Angola: Red Cross races against time to halt yellow fever outbreak before rainy season begins

تم النشر: 26 يوليه 2016 19:25 CET

By Marine Ronzi, Monaco Red Cross

It is another busy day at the ’Quilômetro trinta’ market in Viana, a municipality in Luanda Province, Angola. Considered one of the country’s biggest markets, ’kilometre 30’ is crowded and buzzing with activity. Colourfully dressed women are swiftly slipping between carts piled high with wooden boxes, while skillfully balancing heavy merchandise on their heads.

In front of a small shop, a large group of people is gathered tightly around a table - carrier boys, elderly people, women with babies on their backs - attentively listening to the information being provided by the people in white uniforms from the Angola Ministry of Health. Meanwhile, more people are being directed to the table by the volunteers of Angola Red Cross. They are listening to important information about yellow fever and getting vaccinated against the potentially deadly virus.
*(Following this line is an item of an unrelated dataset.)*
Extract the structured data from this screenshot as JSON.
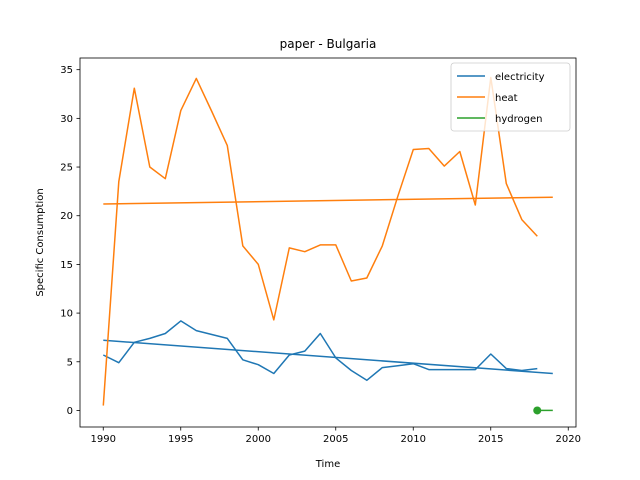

Since last December, more than 360 people have died of yellow fever in Angola, most of them between the ages of 14 and 20, almost two-thirds of whom were reported in Luanda province. The virus spread quickly and widely over a short period, particularly in densely crowded and mosquito-ridden areas, where most people had little or no immunity because of the low vaccination rate. Since the beginning of the outbreak, the Angola Red Cross has been working with local authorities, UNICEF and other partners to respond to the critical situation by carrying out social mobilization and vector control activities in affected communities.

According to the Secretary General of the Angola Red Cross, Mr Valter Quifica, “The Red Cross is focused on engaging with the communities with essential, life-saving information through our trained volunteers in the affected areas.  

“In Luanda, for eight consecutive days now, our volunteers, together with public health workers, have been setting up and running dozens of vaccination points in strategic locations such as markets, all around the province. This is our third time carrying out these type of activities since the beginning of the outbreak. Prevention is the key to end the spread of the virus.” 

Yellow fever response in pictures

The vaccination rate for the yellow fever virus in the country is at 83 per cent. The Angola Red Cross aims to identify people who have not been vaccinated and encourages them to get the injection and receive the now famous yellow card as proof that they are immune.

The number of suspected and confirmed cases has started to decline, signaling that the outbreak could be on its way to being contained. However, the expected rainfall in September, as the rainy season begins, could hamper the progress made.

Despite a decreasing trend in the last weeks, the outbreak in Angola remains of high concern to us. The vaccination coverage is still far from reaching 100 per cent and we have persistent local transmission in the capital, reports of infections in new districts, and the spread of the outbreak to neighbouring countries. It is a race against time,” said Quifica.

The International Federation of Red Cross and Red Crescent Societies (IFRC) has allocated over 173,000 Swiss francs from its Disaster Relief Emergency Fund to support the Angola Red Cross in providing assistance to affected communities. The IFRC has also launched an emergency appeal for 1.4 million Swiss francs so the Red Cross can provide assistance to 4 million people affected by the outbreak and is able to reach a further 5 million people with life-saving information through its social mobilization activities. The appeal is currently 6 per cent funded.